The Oregon City-class heavy cruisers (CA-122-129 and CA-137 and CA-138) were intended as an improvement on the preceding Baltimore (CA-68) class. Only the first three—all built by Bethlehem Steel at Quincy, Massachusetts, and all delivered after the Japanese surrender— were commissioned as gunnery cruisers; the Northampton (CA-125, later CLC-1) was reordered and finished as a command ship. The other six (four of which had been laid down) were canceled on 12 August 1945. Compared to the Baltimores, the Oregon City class had a narrower main deck aft, the aircraft hangar hatch offset to port, their boiler uptakes combined into a single stack, the bridge structure reduced in size and moved aft, and the positions of the two Mk 34 main battery and Mk 37 5-inch gun directors reversed. The changes provided improved arcs of fire for the antiaircraft armament, allowed the addition of two more 40-mm quadruple gunmounts, and reduced topweight to improve stability. The Oregon City displaced 17,677 tons full load, and the 675-foot-long ships could achieve 33 knots on their four-screw, 120,000-shaft-horsepower (designed) steam turbine plants.

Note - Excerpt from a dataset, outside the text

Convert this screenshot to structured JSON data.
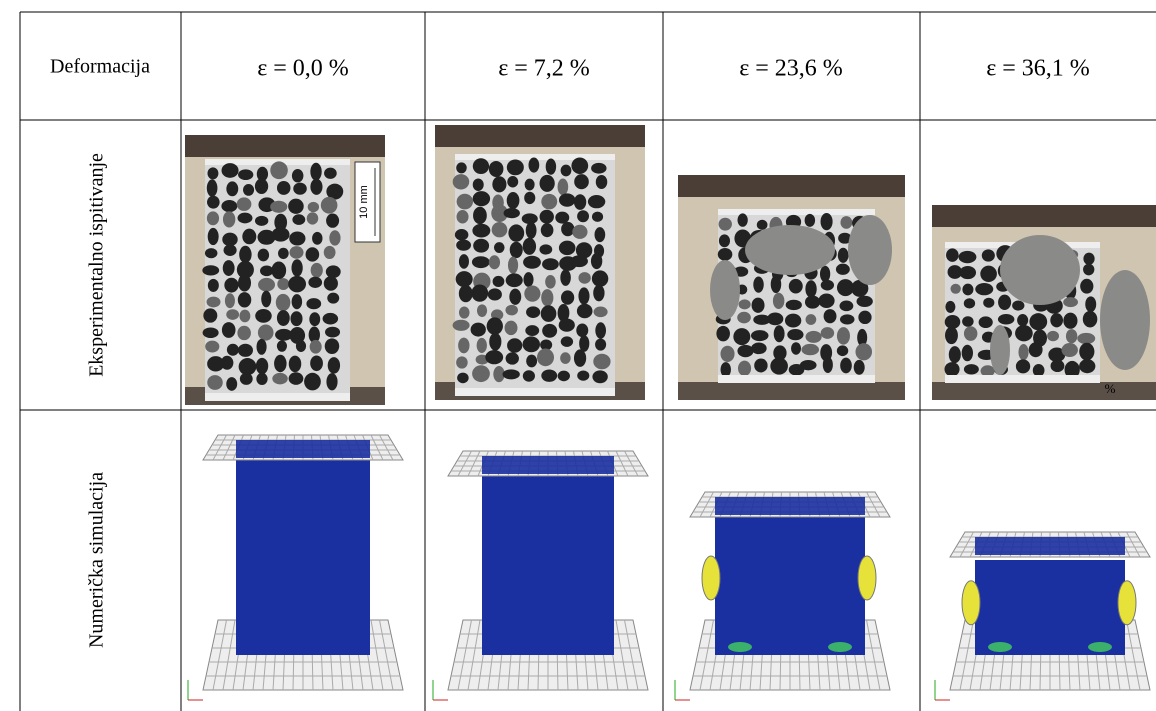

The Oregon City had only a brief operational career in the Atlantic Fleet, commissioning on 16 February 1946, making training cruises to Bermuda and the Caribbean, and decommissioning on 15 December 1947; she never operated again and was stricken on 1 November 1970. The Albany (CA-123) commissioned in June 1946 and operated with the Atlantic Fleet throughout her career; decommissioned for conversion to a guided-missile cruiser in June 1958, she emerged in November 1962 as CG-10, almost unrecognizably altered. The Albany served until August 1980, was stricken in June 1985, and was sold for scrap in August 1990.
The Rochester (CA-124), commissioned on 20 December 1946, transferred to the Pacific Fleet in 1950 and made nine West- Pac cruises before being decommissioned on 15 August 1961. During her three Korean War deployments, the ship earned six battle stars and fired nearly 3,500 rounds of 8-inch and more than 2,300 rounds of 5-inch at communist targets. The Rochester was stricken in October 1973.

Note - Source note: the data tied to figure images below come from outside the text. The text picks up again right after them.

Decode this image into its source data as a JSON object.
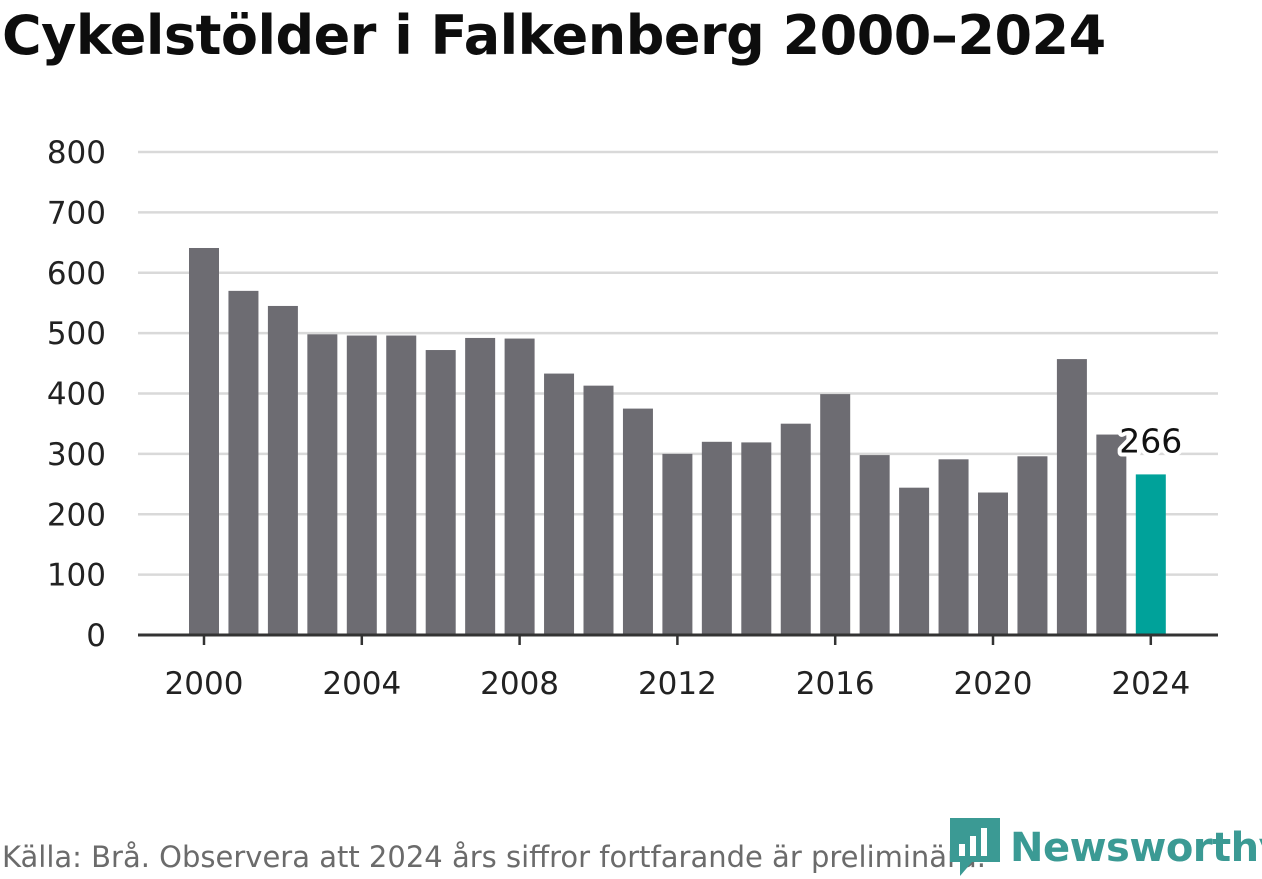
{
  "source_text": "Källa: Brå. Observera att 2024 års siffror fortfarande är preliminära.",
  "logo_text": "Newsworthy",
  "colors": {
    "bar": "#6d6c72",
    "highlight": "#00a29a",
    "grid": "#d9d9d9",
    "axis": "#333333",
    "logo": "#3b9a94"
  },
  "chart_data": {
    "type": "bar",
    "title": "Cykelstölder i Falkenberg 2000–2024",
    "xlabel": "",
    "ylabel": "",
    "ylim": [
      0,
      800
    ],
    "yticks": [
      0,
      100,
      200,
      300,
      400,
      500,
      600,
      700,
      800
    ],
    "xtick_labels": [
      "2000",
      "2004",
      "2008",
      "2012",
      "2016",
      "2020",
      "2024"
    ],
    "categories": [
      "2000",
      "2001",
      "2002",
      "2003",
      "2004",
      "2005",
      "2006",
      "2007",
      "2008",
      "2009",
      "2010",
      "2011",
      "2012",
      "2013",
      "2014",
      "2015",
      "2016",
      "2017",
      "2018",
      "2019",
      "2020",
      "2021",
      "2022",
      "2023",
      "2024"
    ],
    "values": [
      641,
      570,
      545,
      498,
      496,
      496,
      472,
      492,
      491,
      433,
      413,
      375,
      300,
      320,
      319,
      350,
      399,
      298,
      244,
      291,
      236,
      296,
      457,
      332,
      266
    ],
    "highlight": {
      "category": "2024",
      "label": "266"
    }
  }
}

The Oregon City (CA-122) on trials in February 1945, with the standard class armament of three triple 8-inch/55- caliber, six twin 5-inch/38-caliber, 48 40-mm (in 11 quadruple and 2 twin mountings), and 28 20-mm (in twin mountings) guns. The Rochester and Albany had their 40-mm and 20-mm batteries replaced by ten twin 3-inch/ 50-caliber antiaircraft mounts during mid-1950s refits. Note that the 40-mm quadruple mounts are unshielded and that the two Mk 34 main-battery directors are higher than the Mk 37 directors for the 5-inch mounts; the ships also carried eight Mk 57 directors (four each for the 5-inch and 40-mm batteries).
The Rochester (CA-124) in 1957 in her final guise, with 3-inch guns. Note that the 3-inch mount at the stem is on a sponson projecting out to starboard abreast the former aircraft crane, used to handle boats. The search radar suite had been upgraded with an AN/SPS-12 air-search set on the foremast and an AN/SPS-8 height- finder atop the mainmast.
The Albany (CG-10, formerly CA-123) as she appeared in 1963 after her four-year reconstruction to missile ship, with twin Talos launchers fore and aft and twin Tartar launchers flanking the towering forward superstructure. Also fitted was an ASROC antisubmarine missile launcher between the “macks” that enveloped the boiler uptakes and supported radar and other antennas; two sets of antisubmarine torpedo tubes and two anachronistic open 5-inch dual- purpose gunmounts also were fitted, but planned vertical tubes for Polaris ballistic missiles were not installed.